When kids, teenagers or young adults think about osteoporosis, they probably imagine an illness that affects people later in life, perhaps middle age and beyond. While it’s true osteoporosis typically doesn’t show up in terms of symptoms until later in life, the seeds of the disease are planted early in life.
“In areas like Wisconsin where Marshfield Clinic Health System is based, we have naturally low Vitamin D levels. If you’re Vitamin D deficient, that can be a cause of losing bone mass and eventually osteoporosis,” Mayeux said. “That’s just one example, but the point is young people should be aware that they need to work to maintain healthy bones early in life and throughout life.”
Get enough calcium and keep moving
Mayeux added that parents should make sure their kids are getting enough calcium in their diets. She added that if you are avoiding dairy products, other good sources of calcium include almond milk, almonds, and many kinds of fruits and vegetables.

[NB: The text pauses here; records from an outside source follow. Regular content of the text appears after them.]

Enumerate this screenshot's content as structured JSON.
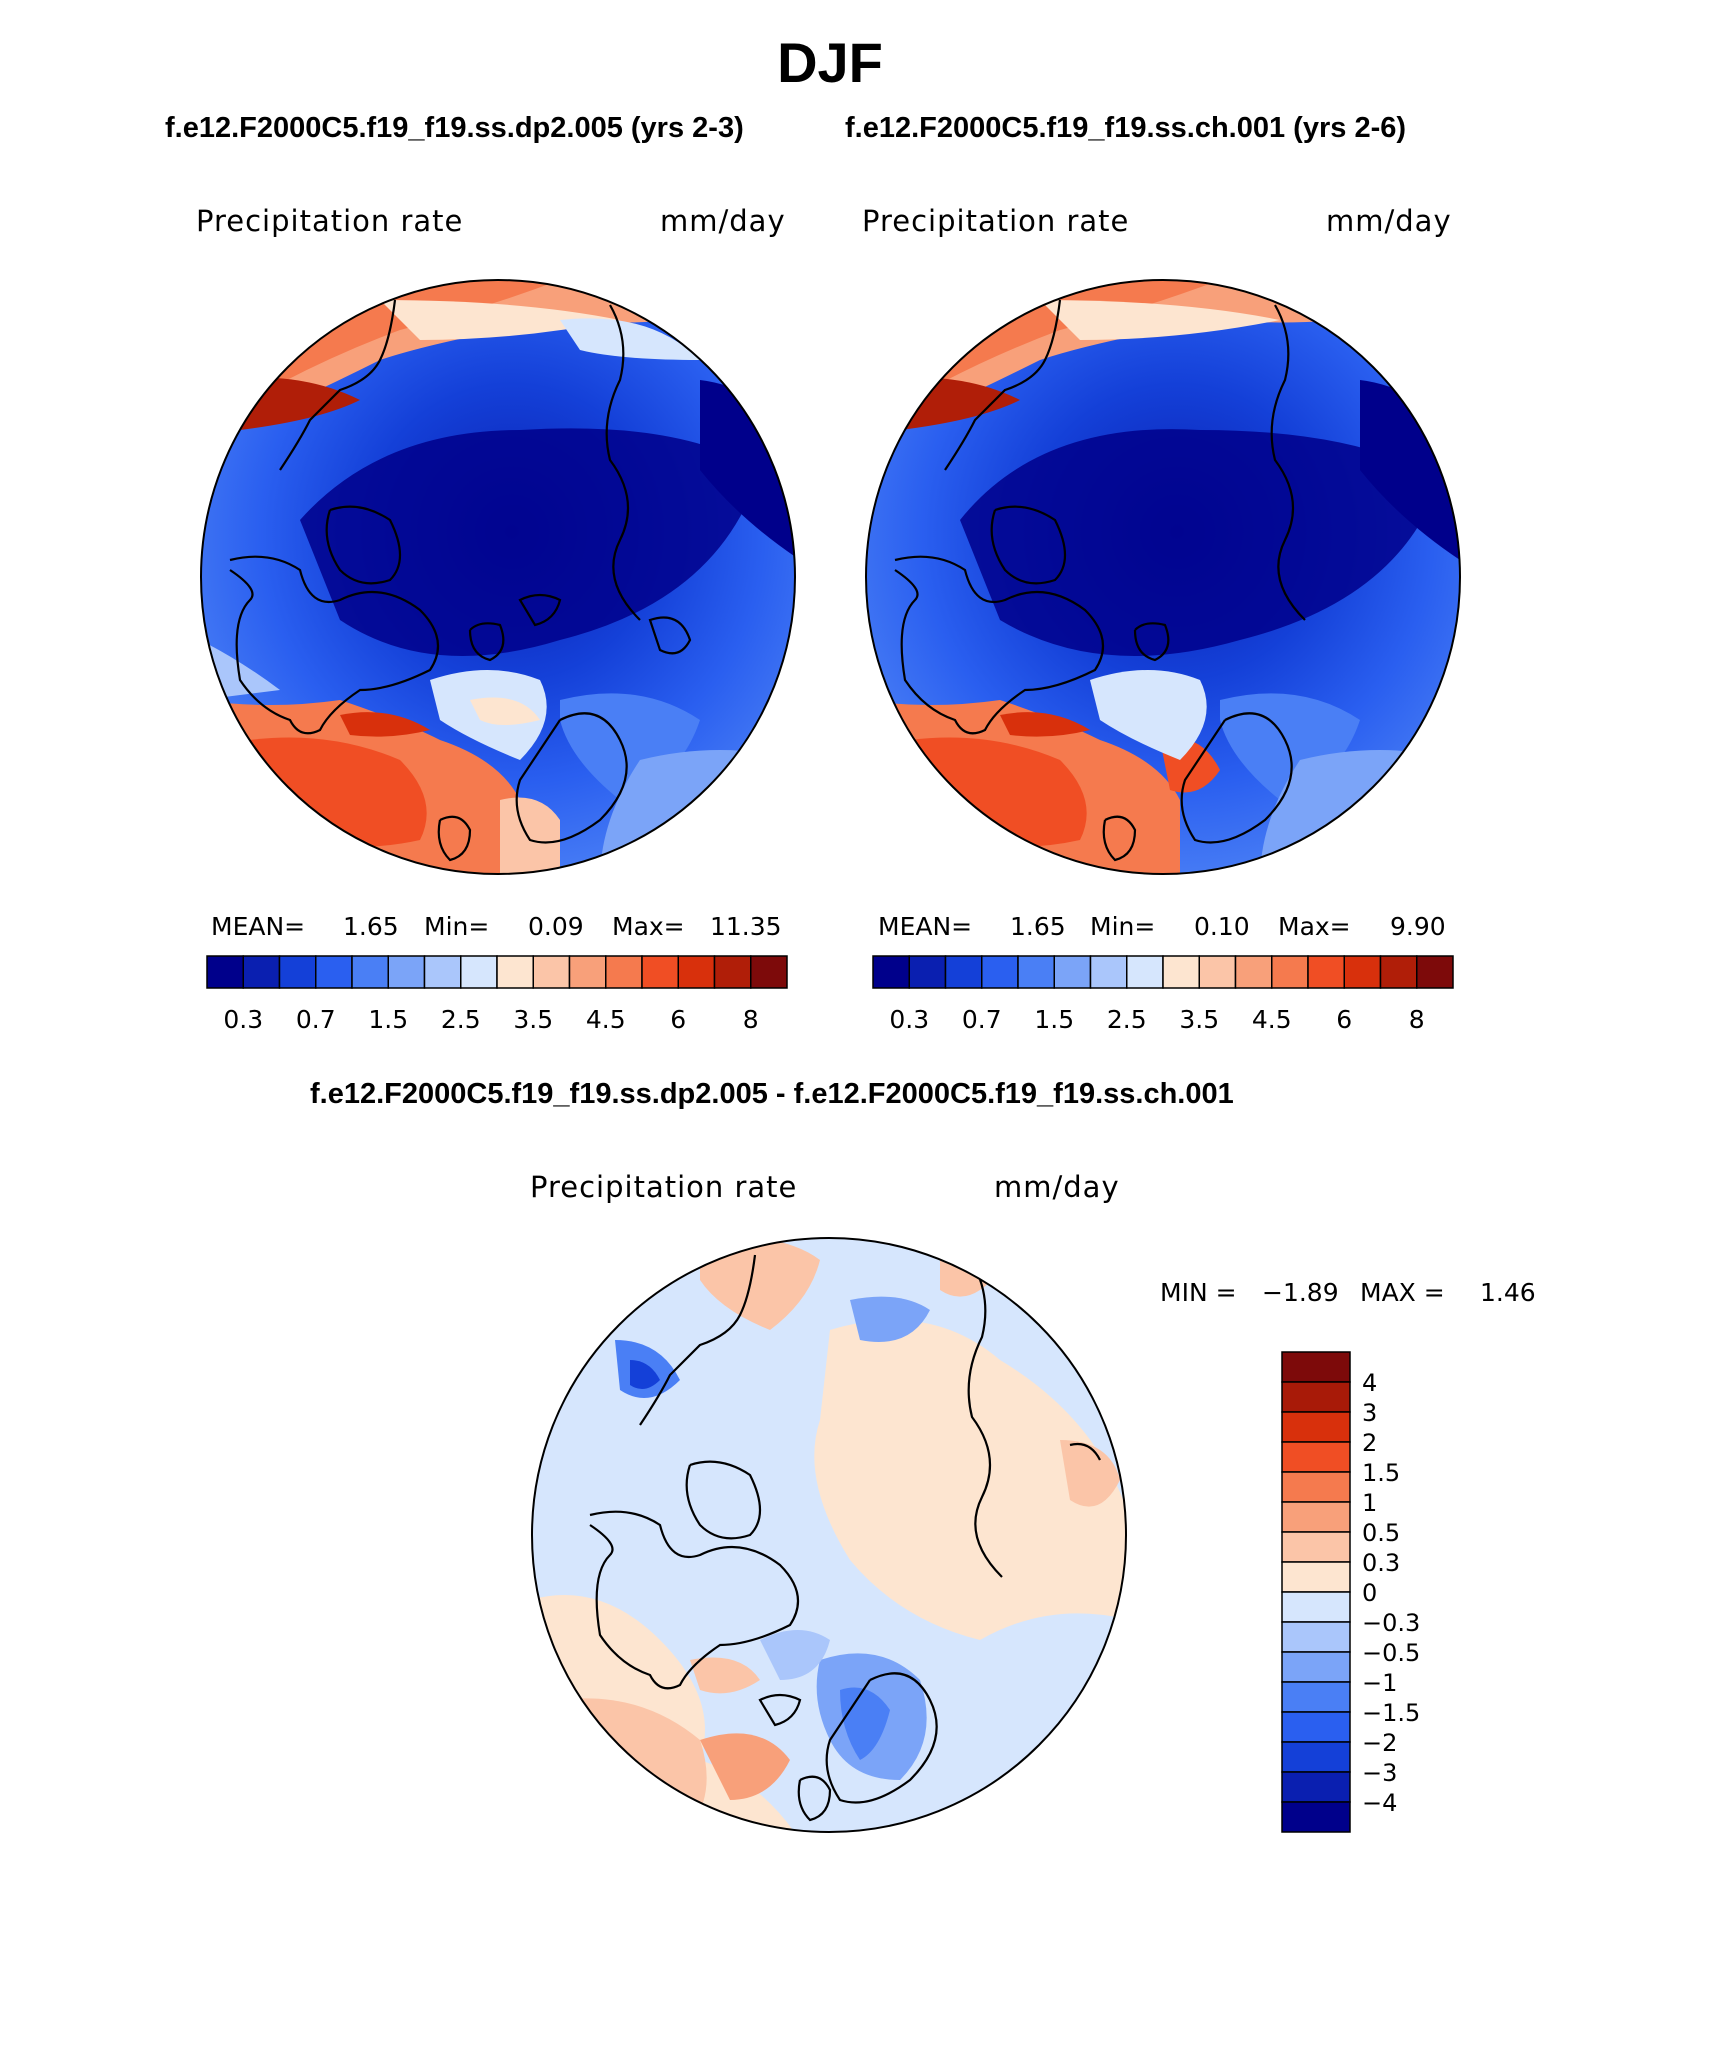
{
  "figure_title": "DJF",
  "panel_a": {
    "case_title": "f.e12.F2000C5.f19_f19.ss.dp2.005 (yrs 2-3)",
    "variable": "Precipitation rate",
    "units": "mm/day",
    "stats": {
      "mean_label": "MEAN=",
      "mean": "1.65",
      "min_label": "Min=",
      "min": "0.09",
      "max_label": "Max=",
      "max": "11.35"
    }
  },
  "panel_b": {
    "case_title": "f.e12.F2000C5.f19_f19.ss.ch.001 (yrs 2-6)",
    "variable": "Precipitation rate",
    "units": "mm/day",
    "stats": {
      "mean_label": "MEAN=",
      "mean": "1.65",
      "min_label": "Min=",
      "min": "0.10",
      "max_label": "Max=",
      "max": "9.90"
    }
  },
  "abs_colorbar": {
    "colors": [
      "#00008b",
      "#0a1fb0",
      "#1440d8",
      "#2a5ff0",
      "#4a7ff5",
      "#7ba4f8",
      "#aac6fb",
      "#d6e6fd",
      "#fde5d0",
      "#fbc5a8",
      "#f8a07a",
      "#f57a4e",
      "#f04e24",
      "#d8300c",
      "#b01e08",
      "#7d0a0a"
    ],
    "tick_labels": [
      "0.3",
      "0.7",
      "1.5",
      "2.5",
      "3.5",
      "4.5",
      "6",
      "8"
    ]
  },
  "diff_panel": {
    "title": "f.e12.F2000C5.f19_f19.ss.dp2.005 - f.e12.F2000C5.f19_f19.ss.ch.001",
    "variable": "Precipitation rate",
    "units": "mm/day",
    "min_label": "MIN =",
    "min": "−1.89",
    "max_label": "MAX =",
    "max": "1.46",
    "colorbar": {
      "colors": [
        "#7d0a0a",
        "#a81a08",
        "#d8300c",
        "#f04e24",
        "#f57a4e",
        "#f8a07a",
        "#fbc5a8",
        "#fde5d0",
        "#d6e6fd",
        "#aac6fb",
        "#7ba4f8",
        "#4a7ff5",
        "#2a5ff0",
        "#1440d8",
        "#0a1fb0",
        "#00008b"
      ],
      "tick_labels": [
        "4",
        "3",
        "2",
        "1.5",
        "1",
        "0.5",
        "0.3",
        "0",
        "−0.3",
        "−0.5",
        "−1",
        "−1.5",
        "−2",
        "−3",
        "−4"
      ]
    }
  }
}
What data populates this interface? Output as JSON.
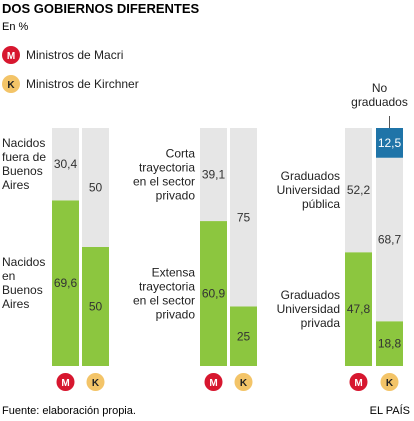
{
  "title": "DOS GOBIERNOS DIFERENTES",
  "subtitle": "En %",
  "legend": [
    {
      "code": "M",
      "label": "Ministros de Macri",
      "color": "#d7172f",
      "text_color": "#ffffff"
    },
    {
      "code": "K",
      "label": "Ministros de Kirchner",
      "color": "#f3c468",
      "text_color": "#222222"
    }
  ],
  "footer": {
    "source": "Fuente: elaboración propia.",
    "credit": "EL PAÍS"
  },
  "colors": {
    "green": "#8cc63f",
    "gray": "#e6e6e6",
    "blue": "#1f74a8"
  },
  "chart_data": [
    {
      "type": "bar",
      "stacked": true,
      "ylim": [
        0,
        100
      ],
      "categories": [
        "M",
        "K"
      ],
      "series": [
        {
          "name": "Nacidos en Buenos Aires",
          "values": [
            69.6,
            50
          ],
          "color": "#8cc63f",
          "labels": [
            "69,6",
            "50"
          ]
        },
        {
          "name": "Nacidos fuera de Buenos Aires",
          "values": [
            30.4,
            50
          ],
          "color": "#e6e6e6",
          "labels": [
            "30,4",
            "50"
          ]
        }
      ]
    },
    {
      "type": "bar",
      "stacked": true,
      "ylim": [
        0,
        100
      ],
      "categories": [
        "M",
        "K"
      ],
      "series": [
        {
          "name": "Extensa trayectoria en el sector privado",
          "values": [
            60.9,
            25
          ],
          "color": "#8cc63f",
          "labels": [
            "60,9",
            "25"
          ]
        },
        {
          "name": "Corta trayectoria en el sector privado",
          "values": [
            39.1,
            75
          ],
          "color": "#e6e6e6",
          "labels": [
            "39,1",
            "75"
          ]
        }
      ]
    },
    {
      "type": "bar",
      "stacked": true,
      "ylim": [
        0,
        100
      ],
      "categories": [
        "M",
        "K"
      ],
      "series": [
        {
          "name": "Graduados Universidad privada",
          "values": [
            47.8,
            18.8
          ],
          "color": "#8cc63f",
          "labels": [
            "47,8",
            "18,8"
          ]
        },
        {
          "name": "Graduados Universidad pública",
          "values": [
            52.2,
            68.7
          ],
          "color": "#e6e6e6",
          "labels": [
            "52,2",
            "68,7"
          ]
        },
        {
          "name": "No graduados",
          "values": [
            0,
            12.5
          ],
          "color": "#1f74a8",
          "labels": [
            "",
            "12,5"
          ]
        }
      ]
    }
  ]
}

Mayeux said that an active lifestyle also is important to maintaining strong bones.
“A sedentary lifestyle is not good for bone health,” she said. “Running, jumping, playing sports, any kind of weight-bearing exercise will help keep bones strong. Find a physical activity you like, it doesn’t matter what, as long as it’s weight-bearing.”
Drop the energy drinks
Mayeux also warns against over-indulging in energy drinks, which have become increasingly popular, especially for teens and young adults.
“That is substituting good, healthy, calcium-rich food for an energy drink that really has no health benefit,” Mayeux said. “Those drinks may not directly harm bone health, but if you’re drinking a lot of them in place of other, healthier options, you may be planting the seeds for bad bone health. Energy drinks instead of healthier options may be contributing to obesity and diabetes, both of which can increase osteoporosis risk.”
Fill up the piggy bank
The body builds up storage of calcium until about age 30, and then as you age past that point, your calcium level starts to drop.
You’re kind of filling up the calcium piggy bank when you’re young, and then as you age and your calcium drops, you hope you have enough in that piggy bank to keep your bones healthy,” Mayeux said. “That’s why young people need to be so aware of their diet.”
Mayeux said if you have a family history of osteoporosis, you may be more likely to develop the disease. She added that Asian women in particular are at higher risk of developing osteoporosis as are women who are of smaller stature with thin bones. Women in general are more likely to develop osteoporosis than men.
If you have questions about your bone health, talk with your provider.